Do Planck Units Remain Relevant Inside Black Holes?

[BernieM]

Do Planck units apply inside of black holes? Are they modified? Or are they irrelevant? If some Planck units remain unchanged and applicable in black holes, which ones would those be?

 

[Nabeshin]

Do Planck units apply inside of black holes? Are they modified? Or are they irrelevant? If some Planck units remain unchanged and applicable in black holes, which ones would those be?

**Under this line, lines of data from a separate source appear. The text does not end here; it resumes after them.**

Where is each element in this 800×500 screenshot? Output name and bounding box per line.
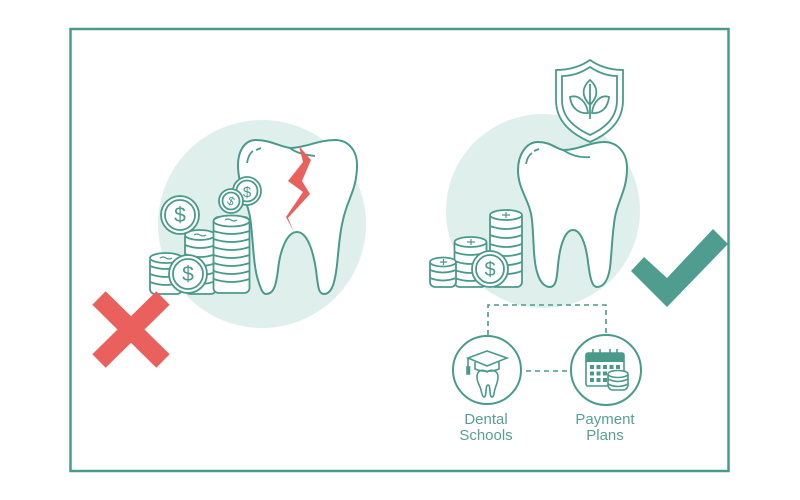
option: dental schools [453,336,521,444]
icon: green check mark [631,229,728,307]
coin stack medium [185,230,216,294]
icon: coin stacks right [430,210,522,287]
panel: protected affordable care [430,60,728,444]
coin front: $ [182,263,194,286]
coin flying front: $ [225,193,237,209]
coin flying back: $ [243,184,252,201]
coin stack tall [490,210,522,287]
option: payment plans: Plans [586,427,624,444]
icon: healthy tooth [518,142,627,287]
icon: cracked tooth [238,140,357,294]
icon: shield with leaves [556,60,623,142]
panel: costly untreated decay [99,120,366,361]
coin upper large: $ [174,204,186,227]
label: Dental Schools: Dental [464,411,508,428]
coin front: $ [484,259,496,281]
icon: coin stacks left [150,177,261,294]
coin stack small [430,258,456,287]
label: Payment Plans: Payment [575,411,635,428]
option: payment plans [571,335,641,444]
option: dental schools: Schools [459,427,513,444]
coin stack tall [214,216,250,293]
outer frame [70,29,728,471]
background circle left [158,120,366,328]
coin stack medium [454,237,486,287]
icon: red cross [99,298,163,361]
icon: calendar and coins [571,335,641,405]
dashed connector middle [526,370,568,372]
icon: graduation cap tooth [453,336,521,404]
coin stack small [150,253,182,294]
dashed connector top [488,305,606,335]
background circle right [446,114,640,308]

Not sure what you mean, Planck units are just that, just a specific choice of units. The question is equivalent to asking if the mks or cgs unit system still applies within a black hole, which of course it does.

 

[BernieM]

Planck length is the length at which quantum indeterminacy becomes absolute, for example. I don't think that is analogous to other conventional systems of measurement. But rather than debate that, perhaps I can explain further the reason for the question. If the radius of a black hole = 0 then gravity is infinite and physics breaks down in essence. But is it actually possible for something that begins by posessing properties of size, mass, energy, etc., to actually attain a size of ZERO? And if it can not become ZERO in size then the radius of the black hole can never have a radius of zero and no actual breakdown in physics occurs. Well I hope this helps to understand my real question then.

 

[SHISHKABOB]

black holes definitely have a non-zero radius, I'm not sure what you're trying to get at

 

[Steely Dan]

Planck length is the length at which quantum indeterminacy becomes absolute, for example. I don't think that is analogous to other conventional systems of measurement.

The Planck length (or any other Planck unit) is simply defined as the collection of fundamental constants (speed of light, gravitational constant, fine structure constant, etc.) put together in the right combination to yield a quantity with dimension of length. It does indeed have physical meaning too, but the Planck length would only change inside a black hole if either $G$, $c$ or $\hbar$ changed inside a black hole.

But rather than debate that, perhaps I can explain further the reason for the question. If the radius of a black hole = 0 then gravity is infinite and physics breaks down in essence. But is it actually possible for something that begins by posessing properties of size, mass, energy, etc., to actually attain a size of ZERO? And if it can not become ZERO in size then the radius of the black hole can never have a radius of zero and no actual breakdown in physics occurs. Well I hope this helps to understand my real question then.

One possible meaning of the Planck length is that it is the smallest meaningful length scale, so that any object would at least have the size of the Planck length. This would preclude a black hole from having a size of zero. But this is far from a settled question.

 

[Chronos]

I assume you are talking about the singularity as opposed to the event horizon. I'm not sure the Planck length is relevant, but, the Planck density may be. At 10^93 gm/cm^3 it is really big, but, not infinite.

 

[BernieM]

Yes, I was not specific but I was referring to the singularity. I guess the problem I am having is that given that not even 'empty space' is ever truly empty, r could never = 0 as long as there is "something" there.

 

[Dickfore]

Planck length is the length at which quantum indeterminacy becomes absolute, for example.

No, Planck length is defined as:
$$L_p \equiv \sqrt{\frac{G \hbar}{c^3}}$$

Period! So, which one of these constants do you suspect to change within a black hole?

 

[BernieM]

G. That's the problem if r=0 then G=$\infty$ or at least that's how I understand the dilemma of why physics breaks down in the singularity.

 

[Nabeshin]

G. That's the problem if r=0 then G=$\infty$ or at least that's how I understand the dilemma of why physics breaks down in the singularity.

This is a terrible way to try to understand it. In Einstein's theory, the constant G is the constant G, end of discussion. It never changes. Other theories of gravity might have a G that varies, but not GR. What happens at the singularity is the curvature of spacetime is predicted to be infinite: this is where we get a problem.